What Uniquely Matters to You?

growth personal

I was listening to one of Rob Bell's recent podcasts where he talked about how we have things that matter more to us than they matter to most people. He didn't reference this as a negative trait but rather as a unique gift we have to offer the world from the lens only we have.

He gave an example of how he likes to format books to make them easier to read and engage with. I had previously noticed his books were spaced differently (more of a blog format than a typical book format), but I didn't give it much thought. He then explained that his latest book even has a bigger font as he feels like that makes a book more approachable and easier to read. Listening to him explain this, it was obvious that this mattered to him.

It got me thinking. What would that thing be for me?

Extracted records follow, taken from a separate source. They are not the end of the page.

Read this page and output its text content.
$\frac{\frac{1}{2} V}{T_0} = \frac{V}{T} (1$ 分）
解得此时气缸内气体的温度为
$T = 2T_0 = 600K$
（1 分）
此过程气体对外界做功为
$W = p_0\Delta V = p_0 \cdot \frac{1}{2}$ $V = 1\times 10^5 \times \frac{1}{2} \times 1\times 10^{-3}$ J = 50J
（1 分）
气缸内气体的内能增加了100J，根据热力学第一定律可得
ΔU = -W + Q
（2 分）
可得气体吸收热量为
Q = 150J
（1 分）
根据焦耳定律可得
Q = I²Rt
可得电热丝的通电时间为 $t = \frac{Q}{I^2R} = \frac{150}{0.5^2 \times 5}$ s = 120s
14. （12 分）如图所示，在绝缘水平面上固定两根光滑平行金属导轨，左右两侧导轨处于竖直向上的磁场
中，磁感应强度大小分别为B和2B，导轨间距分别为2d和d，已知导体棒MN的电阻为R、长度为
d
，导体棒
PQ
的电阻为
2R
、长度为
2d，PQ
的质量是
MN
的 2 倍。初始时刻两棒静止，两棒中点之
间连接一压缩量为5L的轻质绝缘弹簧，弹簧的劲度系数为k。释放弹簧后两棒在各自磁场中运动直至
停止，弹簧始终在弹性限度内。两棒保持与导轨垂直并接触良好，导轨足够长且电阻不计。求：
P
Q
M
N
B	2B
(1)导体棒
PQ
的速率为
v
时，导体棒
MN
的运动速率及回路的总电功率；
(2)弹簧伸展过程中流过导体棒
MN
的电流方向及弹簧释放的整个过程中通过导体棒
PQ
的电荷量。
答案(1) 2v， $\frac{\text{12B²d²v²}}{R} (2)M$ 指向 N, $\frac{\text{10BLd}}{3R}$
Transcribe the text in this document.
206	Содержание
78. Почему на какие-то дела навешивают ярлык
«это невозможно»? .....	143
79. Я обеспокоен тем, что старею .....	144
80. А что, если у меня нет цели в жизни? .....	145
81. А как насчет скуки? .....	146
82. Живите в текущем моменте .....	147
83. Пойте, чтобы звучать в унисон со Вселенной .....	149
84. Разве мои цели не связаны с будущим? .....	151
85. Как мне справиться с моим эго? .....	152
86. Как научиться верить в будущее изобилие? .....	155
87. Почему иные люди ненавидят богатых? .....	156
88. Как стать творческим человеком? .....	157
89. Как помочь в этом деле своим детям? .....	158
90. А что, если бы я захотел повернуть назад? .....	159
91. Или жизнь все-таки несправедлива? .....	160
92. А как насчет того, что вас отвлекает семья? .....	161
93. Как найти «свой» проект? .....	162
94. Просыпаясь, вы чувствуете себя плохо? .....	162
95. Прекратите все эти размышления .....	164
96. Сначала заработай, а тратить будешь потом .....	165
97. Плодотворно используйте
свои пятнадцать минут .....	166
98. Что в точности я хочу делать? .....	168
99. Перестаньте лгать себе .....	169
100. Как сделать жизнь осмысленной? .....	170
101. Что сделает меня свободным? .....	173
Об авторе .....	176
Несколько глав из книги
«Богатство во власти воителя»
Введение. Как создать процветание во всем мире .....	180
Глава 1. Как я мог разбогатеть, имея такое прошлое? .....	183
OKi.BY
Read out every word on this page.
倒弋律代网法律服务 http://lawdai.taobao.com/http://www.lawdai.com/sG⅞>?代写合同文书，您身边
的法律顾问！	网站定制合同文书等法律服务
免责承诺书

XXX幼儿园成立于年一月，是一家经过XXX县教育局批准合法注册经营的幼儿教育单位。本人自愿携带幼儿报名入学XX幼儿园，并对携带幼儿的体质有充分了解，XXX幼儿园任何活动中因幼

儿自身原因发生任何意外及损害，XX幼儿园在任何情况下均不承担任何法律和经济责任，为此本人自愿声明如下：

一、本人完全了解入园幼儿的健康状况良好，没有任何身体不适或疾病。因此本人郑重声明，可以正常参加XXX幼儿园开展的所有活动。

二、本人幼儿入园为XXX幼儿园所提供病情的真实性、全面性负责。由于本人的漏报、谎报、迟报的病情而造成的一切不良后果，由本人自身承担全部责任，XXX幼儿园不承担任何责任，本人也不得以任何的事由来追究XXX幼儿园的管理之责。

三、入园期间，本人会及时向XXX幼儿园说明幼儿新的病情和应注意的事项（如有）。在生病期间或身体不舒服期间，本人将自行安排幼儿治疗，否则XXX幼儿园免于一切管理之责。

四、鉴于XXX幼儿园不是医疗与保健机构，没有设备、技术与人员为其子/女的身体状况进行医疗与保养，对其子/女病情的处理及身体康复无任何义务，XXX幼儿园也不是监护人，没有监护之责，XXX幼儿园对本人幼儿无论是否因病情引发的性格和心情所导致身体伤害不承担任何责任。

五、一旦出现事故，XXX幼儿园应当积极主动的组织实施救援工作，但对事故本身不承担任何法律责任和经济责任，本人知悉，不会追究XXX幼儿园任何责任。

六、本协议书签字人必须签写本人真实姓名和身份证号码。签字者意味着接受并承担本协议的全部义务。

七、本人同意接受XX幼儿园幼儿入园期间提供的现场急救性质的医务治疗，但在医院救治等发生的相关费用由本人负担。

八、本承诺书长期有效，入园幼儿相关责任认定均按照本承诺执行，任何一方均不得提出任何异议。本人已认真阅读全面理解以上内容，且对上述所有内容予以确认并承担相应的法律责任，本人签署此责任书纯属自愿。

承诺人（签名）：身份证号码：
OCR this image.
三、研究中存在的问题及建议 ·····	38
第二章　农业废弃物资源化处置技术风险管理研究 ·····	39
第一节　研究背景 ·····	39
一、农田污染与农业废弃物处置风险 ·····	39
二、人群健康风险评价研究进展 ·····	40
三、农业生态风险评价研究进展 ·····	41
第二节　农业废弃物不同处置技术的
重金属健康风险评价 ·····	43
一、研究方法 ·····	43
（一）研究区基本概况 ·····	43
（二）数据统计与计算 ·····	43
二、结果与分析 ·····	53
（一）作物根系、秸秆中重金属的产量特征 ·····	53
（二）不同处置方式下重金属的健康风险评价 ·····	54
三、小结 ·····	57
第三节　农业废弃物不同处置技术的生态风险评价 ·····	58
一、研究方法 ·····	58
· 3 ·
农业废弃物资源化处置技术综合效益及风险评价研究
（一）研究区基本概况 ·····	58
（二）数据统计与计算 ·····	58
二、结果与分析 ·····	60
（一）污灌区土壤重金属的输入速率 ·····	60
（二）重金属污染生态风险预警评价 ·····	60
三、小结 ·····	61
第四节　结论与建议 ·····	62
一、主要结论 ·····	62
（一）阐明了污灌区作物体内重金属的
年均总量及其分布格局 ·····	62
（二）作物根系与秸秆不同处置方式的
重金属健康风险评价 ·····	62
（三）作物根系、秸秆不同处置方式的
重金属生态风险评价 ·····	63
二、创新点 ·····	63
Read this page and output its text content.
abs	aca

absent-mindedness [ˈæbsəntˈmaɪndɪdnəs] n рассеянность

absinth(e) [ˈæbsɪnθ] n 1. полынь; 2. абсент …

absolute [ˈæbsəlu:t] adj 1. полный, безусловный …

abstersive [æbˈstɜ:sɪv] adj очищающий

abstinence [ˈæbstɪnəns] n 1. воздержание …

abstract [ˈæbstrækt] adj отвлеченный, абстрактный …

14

I couldn't come up with anything. So I thought about my wife and immediately thought of numerous things that matter more to her than most people. I could summarize many of them by saying she notices details. I probably hear it used most often in reference to the lighting of whatever environment we're in. This almost never registers with me until she points out a harsh bulb tone (I'm looking at you daylight bulbs), a broken light, or too much light focused in one area. I grew up using the overhead light in whatever room I was in and quickly became a "lamp guy" after marriage. As I type this in my office, three different lamps are on, and my overhead lights are not.

She does this with all sorts of details in the environment. The great thing for her is that she's found a way to leverage what uniquely matters to her professionally. As a realtor, her eye for detail is constantly helping her clients notice and address the things others miss. When she prepares a property to show to others, she has an uncanny ability to make it look great.

So I asked Michelle to help me come up with something for me. Unfortunately, mine has been trickier to nail down. The closest we've come so far is that I have a unique sensitivity to time. I hate being late and have had this aversion since I was young. I remember a conversation with my dad as a kid when he told me this would serve me well one day.

But even as I write this, I feel more aware of the negatives than the positives. Perhaps that's how it goes when we look inward. I can get easily frustrated when something interrupts how I mentally planned on using my time. I can get annoyed with my kids when getting them to do something seems to drag on. I can check out when something goes longer than I planned on giving it. Patience requires a lot of work for me.

But I also know that my sensitivity to time helps me be present in the moment because I've committed to that space. I know that it helps me to read my yearly book goal as I manage the time necessary to accomplish that. It helps me create experiences that honor the effort and energy (and yes time) that others give when they show up to an event or experience that I'm involved with. I'm the type of person that starts AND ends a meeting on time. I've got more work to do to unpack this, but such is the journey of growth. 

Try it for yourself. What is something that matters more to you than it does to most people?

And then ask the trickier question: What can you do with that?